RM: So, couture is becoming more like a creative space for us and ready-to-wear will eventually become an expression for couture in a more practical kind of way. Paris is expensive and we were paying from our own pockets. Whatever we were making from couture was going into staff salaries and the Paris show. It was a risk, but we had a vision.
Now, of course, there’s Reliance support, so things are easier, but we have always tried to ensure that we participate…it pushes us to experiment, to keep changing our approach to craft. Paris is like an artist’s lab for us…it gives us the freedom to play.
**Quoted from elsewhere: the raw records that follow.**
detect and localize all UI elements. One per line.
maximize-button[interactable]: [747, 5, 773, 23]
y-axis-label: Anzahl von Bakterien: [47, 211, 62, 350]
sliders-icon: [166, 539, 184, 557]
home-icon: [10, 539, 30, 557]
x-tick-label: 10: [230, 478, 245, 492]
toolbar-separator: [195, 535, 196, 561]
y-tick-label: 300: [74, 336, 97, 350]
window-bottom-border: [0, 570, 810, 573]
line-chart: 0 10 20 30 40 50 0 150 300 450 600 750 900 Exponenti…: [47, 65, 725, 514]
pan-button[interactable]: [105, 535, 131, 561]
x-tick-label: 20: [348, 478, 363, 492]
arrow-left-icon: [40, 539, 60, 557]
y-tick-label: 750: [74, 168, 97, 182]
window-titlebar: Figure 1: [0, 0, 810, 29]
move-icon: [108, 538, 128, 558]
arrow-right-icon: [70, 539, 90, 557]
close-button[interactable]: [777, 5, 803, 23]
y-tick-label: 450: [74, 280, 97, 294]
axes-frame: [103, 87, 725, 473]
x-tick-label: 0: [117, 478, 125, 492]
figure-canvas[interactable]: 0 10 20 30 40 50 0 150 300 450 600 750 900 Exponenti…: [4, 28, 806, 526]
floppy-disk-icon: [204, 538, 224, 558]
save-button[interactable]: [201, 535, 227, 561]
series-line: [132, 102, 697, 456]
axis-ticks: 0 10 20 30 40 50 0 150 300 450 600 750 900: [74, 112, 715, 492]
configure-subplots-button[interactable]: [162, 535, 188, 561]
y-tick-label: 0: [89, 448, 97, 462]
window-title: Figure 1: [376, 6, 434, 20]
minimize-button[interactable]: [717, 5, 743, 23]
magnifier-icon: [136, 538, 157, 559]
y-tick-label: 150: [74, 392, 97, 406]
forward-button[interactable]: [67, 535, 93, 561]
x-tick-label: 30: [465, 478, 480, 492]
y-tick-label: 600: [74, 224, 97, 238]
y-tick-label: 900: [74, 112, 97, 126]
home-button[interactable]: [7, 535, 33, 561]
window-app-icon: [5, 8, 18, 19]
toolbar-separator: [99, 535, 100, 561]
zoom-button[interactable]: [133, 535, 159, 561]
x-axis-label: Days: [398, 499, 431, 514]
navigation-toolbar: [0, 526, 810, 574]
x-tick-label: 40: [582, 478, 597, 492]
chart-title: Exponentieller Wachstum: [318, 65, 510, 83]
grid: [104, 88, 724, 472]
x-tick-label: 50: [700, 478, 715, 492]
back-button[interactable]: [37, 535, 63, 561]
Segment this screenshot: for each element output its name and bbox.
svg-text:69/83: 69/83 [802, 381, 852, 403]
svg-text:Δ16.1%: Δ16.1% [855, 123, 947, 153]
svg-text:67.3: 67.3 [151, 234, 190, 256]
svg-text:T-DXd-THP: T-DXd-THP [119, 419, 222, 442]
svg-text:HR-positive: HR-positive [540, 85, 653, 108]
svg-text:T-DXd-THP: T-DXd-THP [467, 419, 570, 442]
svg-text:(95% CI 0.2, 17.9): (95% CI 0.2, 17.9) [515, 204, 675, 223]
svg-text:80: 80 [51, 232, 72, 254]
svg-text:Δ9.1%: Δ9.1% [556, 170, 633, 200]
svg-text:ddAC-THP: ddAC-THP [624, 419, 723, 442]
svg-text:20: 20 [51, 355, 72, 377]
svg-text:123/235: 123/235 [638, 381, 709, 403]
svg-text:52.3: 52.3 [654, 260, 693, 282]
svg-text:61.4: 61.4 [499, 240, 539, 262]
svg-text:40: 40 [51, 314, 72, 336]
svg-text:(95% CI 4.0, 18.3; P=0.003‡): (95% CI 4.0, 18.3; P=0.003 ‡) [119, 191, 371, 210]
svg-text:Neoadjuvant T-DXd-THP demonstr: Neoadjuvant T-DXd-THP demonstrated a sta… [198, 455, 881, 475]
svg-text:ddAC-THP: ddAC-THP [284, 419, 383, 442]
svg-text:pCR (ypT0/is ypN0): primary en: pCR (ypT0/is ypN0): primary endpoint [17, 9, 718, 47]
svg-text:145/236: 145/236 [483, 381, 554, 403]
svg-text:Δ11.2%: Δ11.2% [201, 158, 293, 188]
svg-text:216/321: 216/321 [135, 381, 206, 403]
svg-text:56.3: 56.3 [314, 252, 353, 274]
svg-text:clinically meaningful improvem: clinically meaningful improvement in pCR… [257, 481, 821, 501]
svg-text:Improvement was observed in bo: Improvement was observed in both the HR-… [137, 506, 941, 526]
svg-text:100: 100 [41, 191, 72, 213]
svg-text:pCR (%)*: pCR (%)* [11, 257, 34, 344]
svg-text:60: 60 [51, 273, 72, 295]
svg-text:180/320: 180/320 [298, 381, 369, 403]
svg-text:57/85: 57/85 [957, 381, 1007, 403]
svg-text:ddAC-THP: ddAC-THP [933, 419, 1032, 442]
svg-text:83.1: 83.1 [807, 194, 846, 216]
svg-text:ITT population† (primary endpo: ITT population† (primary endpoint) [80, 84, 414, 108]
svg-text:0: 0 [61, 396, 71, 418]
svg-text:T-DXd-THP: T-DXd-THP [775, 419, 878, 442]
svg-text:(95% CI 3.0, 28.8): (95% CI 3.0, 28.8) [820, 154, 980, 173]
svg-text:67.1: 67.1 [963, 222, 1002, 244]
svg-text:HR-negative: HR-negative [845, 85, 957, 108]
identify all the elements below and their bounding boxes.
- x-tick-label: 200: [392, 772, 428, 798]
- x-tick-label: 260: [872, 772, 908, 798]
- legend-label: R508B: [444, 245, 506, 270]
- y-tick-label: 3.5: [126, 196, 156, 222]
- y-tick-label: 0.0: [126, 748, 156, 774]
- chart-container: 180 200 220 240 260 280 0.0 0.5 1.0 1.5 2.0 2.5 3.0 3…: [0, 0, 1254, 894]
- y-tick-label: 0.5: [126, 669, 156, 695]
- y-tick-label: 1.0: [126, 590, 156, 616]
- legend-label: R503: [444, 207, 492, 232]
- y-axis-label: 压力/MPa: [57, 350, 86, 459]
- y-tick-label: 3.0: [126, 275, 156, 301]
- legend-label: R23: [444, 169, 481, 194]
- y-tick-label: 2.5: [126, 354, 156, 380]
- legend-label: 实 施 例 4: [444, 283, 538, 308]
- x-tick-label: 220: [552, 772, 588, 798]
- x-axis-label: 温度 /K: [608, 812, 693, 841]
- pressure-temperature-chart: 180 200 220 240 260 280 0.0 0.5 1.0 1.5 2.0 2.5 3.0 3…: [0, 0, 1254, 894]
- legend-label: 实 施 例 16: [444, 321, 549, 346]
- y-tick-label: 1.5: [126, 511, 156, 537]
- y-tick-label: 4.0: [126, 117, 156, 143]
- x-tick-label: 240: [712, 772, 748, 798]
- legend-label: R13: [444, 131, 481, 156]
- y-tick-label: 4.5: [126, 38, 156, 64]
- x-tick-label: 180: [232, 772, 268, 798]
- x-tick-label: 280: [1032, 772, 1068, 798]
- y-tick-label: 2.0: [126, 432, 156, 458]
We (the design team) sit in a room together and ideate; we don’t think about what others are doing (in terms of design) and how it will look on Zen- daya or Beyoncé. If you start thinking about these things, then true creative expression takes a back seat. You have to take risks.
Is that your work mantra?
RM: In entrepreneurship, when you take risk with lesser fear of failure, there are more chances for being successful. When you fail, at least you know where you are lacking. My three partnerships failed before I started Rahul Mishra. We are a small company but we are solid.
As a creator, it’s important to look at the past and the present, and connect the dots. We are getting a new generation every three years, instead of 10 years, which was the case earlier. Being the coolest brand (the most popular, or the “it” brand of the moment) is a bad idea, because then you are short-lived, like Supreme. You need to be a work in progress, always.